Commercial sustainability targets are good for the environment—and for a growing number of major corporations, they’re also good for business. Despite shifts in levels of support due to the current administration, many major companies in the U.S. are reaffirming—or even expanding—their commitment to reducing greenhouse gases.
According to an article published by The New York Times, nearly half of the companies in the Fortune 500 are committed to a renewable energy policy—with 25 corporations joining those ranks within the past few years. And all signs point to the continued expansion of this move toward renewable energy in business.
From the article:
Almost two dozen companies, including Google, Walmart and Bank of America, have pledged to power their operations with 100 percent renewable energy, with varying deadlines, compared to just a handful in 2015.

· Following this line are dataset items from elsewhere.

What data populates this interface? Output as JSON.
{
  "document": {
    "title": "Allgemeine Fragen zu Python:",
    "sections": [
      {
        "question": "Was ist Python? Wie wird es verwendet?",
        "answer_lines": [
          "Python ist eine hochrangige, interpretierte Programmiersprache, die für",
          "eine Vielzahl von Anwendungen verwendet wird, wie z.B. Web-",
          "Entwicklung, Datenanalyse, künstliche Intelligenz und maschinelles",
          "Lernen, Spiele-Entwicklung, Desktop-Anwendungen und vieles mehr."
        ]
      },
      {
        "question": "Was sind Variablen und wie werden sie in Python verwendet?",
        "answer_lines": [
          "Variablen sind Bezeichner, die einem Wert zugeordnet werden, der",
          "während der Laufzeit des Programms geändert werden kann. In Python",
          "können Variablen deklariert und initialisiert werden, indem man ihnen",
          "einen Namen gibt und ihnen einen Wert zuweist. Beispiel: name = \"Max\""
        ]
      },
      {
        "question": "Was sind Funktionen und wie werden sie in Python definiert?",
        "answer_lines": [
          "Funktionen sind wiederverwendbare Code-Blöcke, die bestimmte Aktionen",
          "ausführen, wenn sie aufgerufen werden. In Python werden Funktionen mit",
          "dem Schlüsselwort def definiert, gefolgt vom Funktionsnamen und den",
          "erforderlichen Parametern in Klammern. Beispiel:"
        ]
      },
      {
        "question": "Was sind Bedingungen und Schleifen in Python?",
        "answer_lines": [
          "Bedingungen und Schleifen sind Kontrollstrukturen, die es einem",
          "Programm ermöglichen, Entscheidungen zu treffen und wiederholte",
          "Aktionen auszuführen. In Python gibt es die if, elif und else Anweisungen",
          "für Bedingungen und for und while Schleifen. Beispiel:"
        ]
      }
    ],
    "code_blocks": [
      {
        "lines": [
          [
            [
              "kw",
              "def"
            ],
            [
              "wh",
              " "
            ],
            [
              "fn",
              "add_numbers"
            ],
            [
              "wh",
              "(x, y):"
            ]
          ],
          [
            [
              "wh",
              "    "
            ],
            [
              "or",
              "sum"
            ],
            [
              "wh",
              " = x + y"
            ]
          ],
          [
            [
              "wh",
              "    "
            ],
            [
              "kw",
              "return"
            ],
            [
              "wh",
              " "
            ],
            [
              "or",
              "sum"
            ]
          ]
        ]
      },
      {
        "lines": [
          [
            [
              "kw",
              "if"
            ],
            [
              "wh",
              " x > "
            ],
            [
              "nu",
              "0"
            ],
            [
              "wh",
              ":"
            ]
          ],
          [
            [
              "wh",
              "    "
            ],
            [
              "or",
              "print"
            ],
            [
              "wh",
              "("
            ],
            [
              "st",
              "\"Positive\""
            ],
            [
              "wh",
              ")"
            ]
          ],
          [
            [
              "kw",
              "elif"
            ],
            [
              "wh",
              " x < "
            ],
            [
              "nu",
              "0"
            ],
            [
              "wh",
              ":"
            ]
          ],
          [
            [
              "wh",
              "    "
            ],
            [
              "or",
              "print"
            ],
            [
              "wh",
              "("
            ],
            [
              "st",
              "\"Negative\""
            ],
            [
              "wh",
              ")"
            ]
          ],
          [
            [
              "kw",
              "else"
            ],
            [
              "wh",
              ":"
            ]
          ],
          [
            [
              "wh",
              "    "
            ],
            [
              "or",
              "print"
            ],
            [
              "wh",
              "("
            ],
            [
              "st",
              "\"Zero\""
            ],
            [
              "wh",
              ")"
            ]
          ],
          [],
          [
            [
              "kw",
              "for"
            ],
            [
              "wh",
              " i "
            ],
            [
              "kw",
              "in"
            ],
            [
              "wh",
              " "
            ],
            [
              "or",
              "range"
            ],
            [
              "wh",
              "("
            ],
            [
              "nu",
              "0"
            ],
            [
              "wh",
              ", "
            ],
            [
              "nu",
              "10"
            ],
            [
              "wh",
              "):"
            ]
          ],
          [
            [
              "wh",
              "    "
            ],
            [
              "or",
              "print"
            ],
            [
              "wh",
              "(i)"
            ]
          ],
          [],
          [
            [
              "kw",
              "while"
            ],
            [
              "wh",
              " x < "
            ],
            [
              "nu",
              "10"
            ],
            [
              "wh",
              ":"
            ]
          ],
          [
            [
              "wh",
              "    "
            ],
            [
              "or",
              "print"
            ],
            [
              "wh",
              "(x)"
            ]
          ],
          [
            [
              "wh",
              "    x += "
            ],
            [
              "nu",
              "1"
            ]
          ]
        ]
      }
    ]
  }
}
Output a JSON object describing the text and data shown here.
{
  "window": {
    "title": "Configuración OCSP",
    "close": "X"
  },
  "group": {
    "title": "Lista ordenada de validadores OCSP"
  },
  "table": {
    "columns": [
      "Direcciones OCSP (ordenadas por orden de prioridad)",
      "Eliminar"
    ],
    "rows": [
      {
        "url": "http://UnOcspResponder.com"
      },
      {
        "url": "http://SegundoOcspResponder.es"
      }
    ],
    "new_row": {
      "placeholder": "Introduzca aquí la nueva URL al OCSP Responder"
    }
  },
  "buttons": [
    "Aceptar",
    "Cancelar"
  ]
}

Establishing sustainability targets is left to the discretion of each entity, since there are currently no standardized guidelines for setting goals, nor common agreement on how to measure results. This can lead to a challenge noted in the article: the underreporting of a company’s ecological footprint. Since disclosure of emissions remains voluntary (and difficult to verify), the levels reported can be substantially lower than actual output. One solution is for companies to adopt the Science-Based Targets initiative as a way to add transparency to the process by creating a common set of guidelines.
Also from the article:
The program helps companies determine how much they must cut emissions to prevent the worst impacts of climate change, based on the size of their carbon footprint and climate science.
Large or small, any clean energy investment a company makes will point it in the right direction. And by adopting renewable energy policies, many corporations are seeing the positive results reflected in their triple bottom line. As investors show increased interest and consumers vote with their pocketbooks, more companies are expected to take the lead on reducing their carbon footprint.